The second reference to abortion in Gaudium et spes makes the preeminence of the gravity of offenses against young and innocent life crystal clear. In no. 51, the Council teaches unequivocally that “from the moment of its conception life must be guarded with the greatest care while abortion and infanticide are unspeakable crimes.” And that teaching stands on its own, not surrounded by any other qualifications about socio-economic conditions or even torture or mutilation. The killing of human life before or just after birth is labeled clearly: “unspeakable crimes.” 

 “Unspeakable crimes.” Not a right. Not, as Nancy Pelosi claims, “sacred ground.” Not a “crime I personally oppose but don’t believe should have a public stigma.” “Unspeakable crimes.”

Another thing that Vatican II made its own, and which all the popes since have emphasized, is reading the “signs of the times.” Vatican II read those signs, addressing abortion in 1965 as the liberalization effort was gaining ground in North America and abortion was already legal in much of the Communist world, Japan and Denmark. 

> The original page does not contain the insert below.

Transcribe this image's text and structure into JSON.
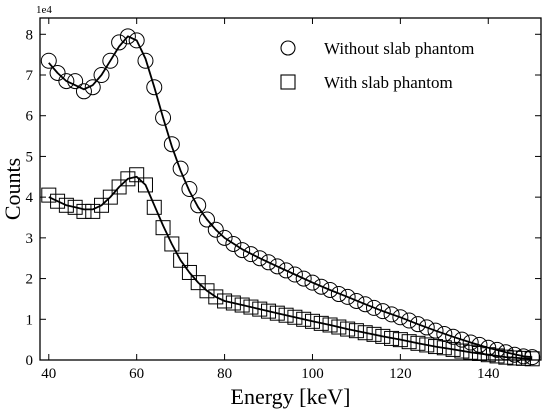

If the Catholic bishops of the United States are also reading the signs of the times, they can hardly escape the reality of more than 60 million abortions since 1973. They cannot evade the fact that powerful social forces no longer consider abortion a “necessary evil” but a positive good. They cannot ignore that instead of making abortion “safe, legal and rare,” some are calling for Americans to “shout their abortions” and pushing for taxpayers to pay for them. Those evils — those “unspeakable crimes” — are immediate and have immediate consequences … every 37 seconds, 24 hours per day, 7 days per week, 366 days per year.

A Catholic who claims to be a “Vatican II Catholic” cannot ignore the explicit teaching of an ecumenical council directed to “the whole human family.” He cannot pretend that this is just “one issue among many” or that the clear magisterium of the Church says otherwise. 

The 2020 elections will determine not just the presidency but control of Congress and state legislatures. The administration elected in 2020 will mark the 50th anniversary of Roe v. Wade in 2023. Will it be marked as a civil rights tragedy that read a whole class of human beings out of the Constitution … or a triumph?

The defense of life is clearly the “preeminent issue” for Vatican II. Is it for Catholic voters?